Spiekermann: Die Basis der Pyramide hat sich verbreitert. Die Fachleute müssen sich deshalb neue Aufgaben suchen. Keiner bezahlt mehr einen Grafiker dafür, dass er eine Speisekarte entwirft, das kann jeder selber. Was heute ein Laie macht, ist von der optischen Qualität her zehn Mal besser, als das, was ein Fachmann vor 30 Jahren gemacht hat. Grundsätzlich ist die Verbreitung der Basis immer der allgemeinen Qualität förderlich.

Das Design ist also besser geworden?
Ja, rein technisch ist das, was wir heute machen, sehr viel besser als das, was wir vor 20 Jahren gemacht haben. Früher gab es viel Herrschaftswissen: Wenn man eine Broschüre haben wollte, musste man zu einem Schriftsetzer gehen, zu einem Lithographen und zu einem Drucker. Heute ist das nicht mehr nötig - mit dem Vorteil, dass es jeder machen kann. Es hat aber auch Nachteile: Die Design-Studenten heute müssen mit einem Computer umgehen können, sie müssen sich Wissen über Fototechnik aneignen und müssen über Schriftsatz und Drucken Bescheid wissen. Das mussten wir früher gar nicht. Man gab vieles an den jeweiligen Fachmann weiter, der mit seinem Herrschaftswissen einen gewissen Qualitätsstandard garantierte.
Heute ist durch die Verschmelzung vieler Arbeitsschritte in einer Hand vielleicht diese Qualität zum Teil gesunken. Andererseits ist das Angebot an Grafik-Software inzwischen so groß, dass, wenn man die Software nur für sich benutzt, schon ein gewisses Qualitätsniveau einfach da ist. Und das ist höher als das, was vor 20 Jahren viele Fachleute gemacht haben. Wenn ich das sage, werden mich meine Kollegen steinigen, aber es ist so.

Ihre Branche befindet sich in einem starken Umbruch und viele Grafiker sind nicht erfreut, dass die Speisekarte vom Gastronomen selbst gemacht wird.
Das ist lächerlich. Keiner geht vier Jahre auf die Hochschule um dann solche Sachen zu machen. Es warten genügend Aufgaben auf uns, für die man eine Mischung aus wissenschaftlicher und künstlerischer Ausbildung braucht, da können wir auf manches Standardgeschäft früherer Tage verzichten.

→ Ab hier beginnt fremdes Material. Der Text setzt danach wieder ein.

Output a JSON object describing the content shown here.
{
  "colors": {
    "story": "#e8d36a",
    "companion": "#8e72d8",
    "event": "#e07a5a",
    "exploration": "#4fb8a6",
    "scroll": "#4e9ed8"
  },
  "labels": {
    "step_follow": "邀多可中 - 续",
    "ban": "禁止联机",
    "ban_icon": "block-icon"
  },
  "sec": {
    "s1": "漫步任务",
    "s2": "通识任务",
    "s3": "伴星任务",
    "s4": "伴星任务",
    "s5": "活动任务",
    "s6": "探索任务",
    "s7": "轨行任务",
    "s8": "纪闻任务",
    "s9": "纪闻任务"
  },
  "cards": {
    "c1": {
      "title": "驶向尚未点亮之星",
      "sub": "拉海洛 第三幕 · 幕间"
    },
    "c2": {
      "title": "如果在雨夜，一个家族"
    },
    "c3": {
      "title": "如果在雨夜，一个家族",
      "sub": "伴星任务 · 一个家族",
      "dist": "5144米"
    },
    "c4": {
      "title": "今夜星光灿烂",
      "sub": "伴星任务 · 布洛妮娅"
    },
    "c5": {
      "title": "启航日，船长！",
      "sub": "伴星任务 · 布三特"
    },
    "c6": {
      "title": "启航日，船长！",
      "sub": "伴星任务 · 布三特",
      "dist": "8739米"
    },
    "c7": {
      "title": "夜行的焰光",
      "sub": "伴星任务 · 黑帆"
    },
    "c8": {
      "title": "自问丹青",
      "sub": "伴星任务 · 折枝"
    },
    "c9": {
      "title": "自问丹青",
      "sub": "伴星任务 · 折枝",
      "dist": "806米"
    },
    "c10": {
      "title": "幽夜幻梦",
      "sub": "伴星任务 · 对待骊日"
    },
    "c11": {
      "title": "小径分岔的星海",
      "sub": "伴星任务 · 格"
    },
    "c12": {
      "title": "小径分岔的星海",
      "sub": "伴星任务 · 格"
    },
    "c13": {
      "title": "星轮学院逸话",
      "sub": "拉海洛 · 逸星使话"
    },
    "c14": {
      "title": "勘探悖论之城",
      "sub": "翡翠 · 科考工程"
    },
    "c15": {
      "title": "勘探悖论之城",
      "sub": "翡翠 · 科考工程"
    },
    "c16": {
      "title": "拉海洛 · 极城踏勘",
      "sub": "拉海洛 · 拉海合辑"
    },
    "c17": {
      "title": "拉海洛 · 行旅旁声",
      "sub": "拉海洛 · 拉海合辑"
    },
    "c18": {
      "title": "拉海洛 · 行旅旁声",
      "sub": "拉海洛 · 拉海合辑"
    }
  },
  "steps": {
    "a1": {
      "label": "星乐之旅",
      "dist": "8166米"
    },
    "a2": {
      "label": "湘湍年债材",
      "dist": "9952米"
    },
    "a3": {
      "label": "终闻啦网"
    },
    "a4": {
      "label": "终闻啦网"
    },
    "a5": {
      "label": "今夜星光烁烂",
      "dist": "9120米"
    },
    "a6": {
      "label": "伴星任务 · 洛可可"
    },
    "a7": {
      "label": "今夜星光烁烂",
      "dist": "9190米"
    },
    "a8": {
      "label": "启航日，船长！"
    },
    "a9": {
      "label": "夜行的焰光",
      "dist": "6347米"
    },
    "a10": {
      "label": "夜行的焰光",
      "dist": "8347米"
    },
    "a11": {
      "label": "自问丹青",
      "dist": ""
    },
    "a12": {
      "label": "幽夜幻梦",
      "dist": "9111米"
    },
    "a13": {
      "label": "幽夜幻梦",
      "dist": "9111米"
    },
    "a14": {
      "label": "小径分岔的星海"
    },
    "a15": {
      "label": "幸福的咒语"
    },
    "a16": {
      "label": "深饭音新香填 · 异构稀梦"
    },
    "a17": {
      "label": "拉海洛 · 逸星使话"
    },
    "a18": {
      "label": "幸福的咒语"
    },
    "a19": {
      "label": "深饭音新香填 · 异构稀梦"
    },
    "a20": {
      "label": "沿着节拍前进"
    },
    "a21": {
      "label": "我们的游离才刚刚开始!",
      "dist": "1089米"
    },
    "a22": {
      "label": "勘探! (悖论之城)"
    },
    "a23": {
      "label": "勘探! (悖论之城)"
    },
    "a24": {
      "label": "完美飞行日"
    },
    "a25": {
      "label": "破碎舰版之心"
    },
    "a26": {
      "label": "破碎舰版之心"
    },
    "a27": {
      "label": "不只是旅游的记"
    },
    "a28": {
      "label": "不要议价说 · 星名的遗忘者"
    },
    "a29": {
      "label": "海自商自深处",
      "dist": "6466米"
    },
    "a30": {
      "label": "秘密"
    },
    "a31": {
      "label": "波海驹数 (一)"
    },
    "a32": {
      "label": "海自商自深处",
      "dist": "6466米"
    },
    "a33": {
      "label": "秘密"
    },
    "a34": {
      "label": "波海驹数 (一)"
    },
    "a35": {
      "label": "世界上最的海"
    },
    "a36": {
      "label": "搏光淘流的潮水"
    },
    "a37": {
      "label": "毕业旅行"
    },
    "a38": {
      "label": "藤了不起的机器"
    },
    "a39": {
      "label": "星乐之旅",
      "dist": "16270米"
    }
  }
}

Wie groß ist der Einfluss von Werbefachleuten und Gestaltern wirklich?
Design ist eine dieser unbekannten Wissenschaften. Es ist wie das Brötchenbacken: Keiner weiß, wie ein Brötchen gebacken wird, keiner kennt den Bäcker beim Namen, aber jeder isst Brötchen - jeden Morgen. Als Schriftfuzzi bin ich so ein Brötchenbäcker. In vielen Druckstücken kommt eine Schrift von mir vor.

Einige ihrer Brötchen wie die Schriftfamilien Officina oder Meta gelten als moderne Klassiker und können von jedem auf dem heimischen Computer genutzt werden. Den Schöpfer kennen nur wenige Fachleute, stört Sie das?
Natur von Schriften ist, dass keiner weiß, wer sie gemacht hat. Ich finde das wunderbar. Im Gegensatz zu anderen bin ich nicht daran interessiert, meinen Namen überall zu sehen, sondern mehr an den Ergebnissen meiner Arbeit. Ich finde es toll, dass zum Beispiel die Busse in Berlin gelb sind, weil ich sie gelb gemacht habe. Das weiß aber keiner außer mir.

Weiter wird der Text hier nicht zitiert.